Recent advances in deep learning largely have come by brute force: taking the latest architectures and scaling up compute power, data, and engineering. Do we have the architectures we need, and all that remains is to develop better hardware and datasets so we can keep scaling up? Or are we still missing something?
I believe we’re missing something, and I hope for progress toward finding it in the coming year.
I’ve been studying, in collaboration with neuroscientists and cognitive neuroscientists, the performance gap between state-of-the-art systems and humans. The differences lead me to believe that simply scaling up is not going to fill the gap. Instead, building into our models a human-like ability to discover and reason with high-level concepts and relationships between them can make the difference.
Consider the number of examples necessary to learn a new task, known as sample complexity. It takes a huge amount of gameplay to train a deep learning model to play a new video game, while a human can learn this very quickly. Related issues fall under the rubric of reasoning. A computer needs to consider numerous possibilities to plan an efficient route from here to there, while a human doesn’t.
Humans can select the right pieces of knowledge and paste them together to form a relevant explanation, answer, or plan. Moreover, given a set of variables, humans are pretty good at deciding which is a cause of which. Current AI techniques don’t come close to this human ability to generate reasoning paths. Often, they’re highly confident that their decision is right, even when it’s wrong. Such issues can be amusing in a text generator, but they can be life-threatening in a self-driving car or medical diagnosis system.
Current systems behave in these ways partly because they’ve been designed that way. For instance, text generators are trained simply to predict the next word rather than to build an internal data structure that accounts for the concepts they manipulate and how they are related to each other. But I think we can design systems that track the meanings at play and reason over them while keeping the numerous advantages of current deep learning methodologies. In doing so, we can address a variety of challenges from excessive sample complexity to overconfident incorrectness.
I’m excited by generative flow networks, or GFlowNets, an approach to training deep nets that my group started about a year ago. This idea is inspired by the way humans reason through a sequence of steps, adding a new piece of relevant information at each step. It’s like reinforcement learning, because the model sequentially learns a policy to solve a problem. It’s also like generative modeling, because it can sample solutions in a way that corresponds to making a probabilistic inference.
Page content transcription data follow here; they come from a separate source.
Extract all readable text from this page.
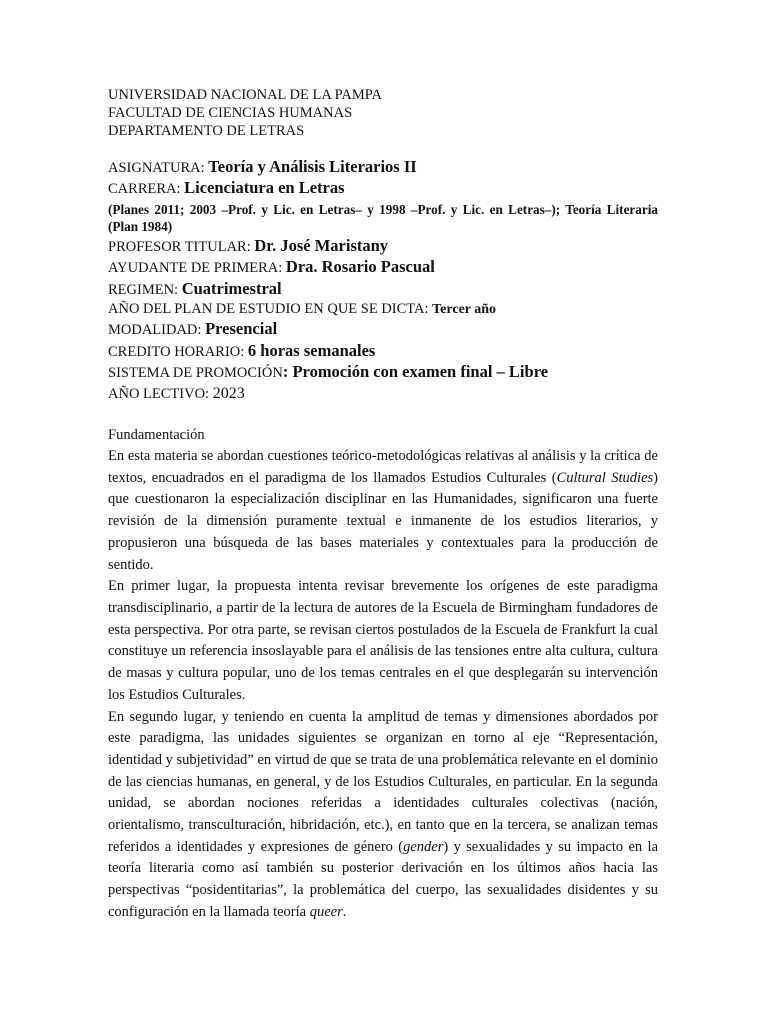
UNIVERSIDAD NACIONAL DE LA PAMPA
FACULTAD DE CIENCIAS HUMANAS
DEPARTAMENTO DE LETRAS
ASIGNATURA: Teoría y Análisis Literarios II
CARRERA: Licenciatura en Letras
(Planes 2011; 2003 –Prof. y Lic. en Letras– y 1998 –Prof. y Lic. en Letras–); Teoría Literaria (Plan 1984)
PROFESOR TITULAR: Dr. José Maristany
AYUDANTE DE PRIMERA: Dra. Rosario Pascual
REGIMEN: Cuatrimestral
AÑO DEL PLAN DE ESTUDIO EN QUE SE DICTA: Tercer año
MODALIDAD: Presencial
CREDITO HORARIO: 6 horas semanales
SISTEMA DE PROMOCIÓN: Promoción con examen final – Libre
AÑO LECTIVO: 2023
Fundamentación

En esta materia se abordan cuestiones teórico-metodológicas relativas al análisis y la crítica de textos, encuadrados en el paradigma de los llamados Estudios Culturales (Cultural Studies) que cuestionaron la especialización disciplinar en las Humanidades, significaron una fuerte revisión de la dimensión puramente textual e inmanente de los estudios literarios, y propusieron una búsqueda de las bases materiales y contextuales para la producción de sentido.

En primer lugar, la propuesta intenta revisar brevemente los orígenes de este paradigma transdisciplinario, a partir de la lectura de autores de la Escuela de Birmingham fundadores de esta perspectiva. Por otra parte, se revisan ciertos postulados de la Escuela de Frankfurt la cual constituye un referencia insoslayable para el análisis de las tensiones entre alta cultura, cultura de masas y cultura popular, uno de los temas centrales en el que desplegarán su intervención los Estudios Culturales.

En segundo lugar, y teniendo en cuenta la amplitud de temas y dimensiones abordados por este paradigma, las unidades siguientes se organizan en torno al eje “Representación, identidad y subjetividad” en virtud de que se trata de una problemática relevante en el dominio de las ciencias humanas, en general, y de los Estudios Culturales, en particular. En la segunda unidad, se abordan nociones referidas a identidades culturales colectivas (nación, orientalismo, transculturación, hibridación, etc.), en tanto que en la tercera, se analizan temas referidos a identidades y expresiones de género (gender) y sexualidades y su impacto en la teoría literaria como así también su posterior derivación en los últimos años hacia las perspectivas “posidentitarias”, la problemática del cuerpo, las sexualidades disidentes y su configuración en la llamada teoría queer.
If you think of an interpretation of an image, your thought can be converted to a sentence, but it’s not the sentence itself. Rather, it contains semantic and relational information about the concepts in that sentence. Generally, we represent such semantic content as a graph, in which each node is a concept or variable. GFlowNets generate such graphs one node or edge at a time, choosing which concept should be added and connected to which others in what kind of relation.
I don’t think this is the only possibility, and I look forward to seeing a multiplicity of approaches. Through a diversity of exploration, we’ll increase our chance to find the ingredients we’re missing to bridge the gap between current AI and human-level AI.
Yoshua Bengio is a professor of computer science at Université de Montréal and scientific director of Mila - Quebec AI Institute. He received the 2018 A.M. Turing Award, along with Geoffrey Hinton and Yann LeCun, for his contribution to breakthroughs in deep learning.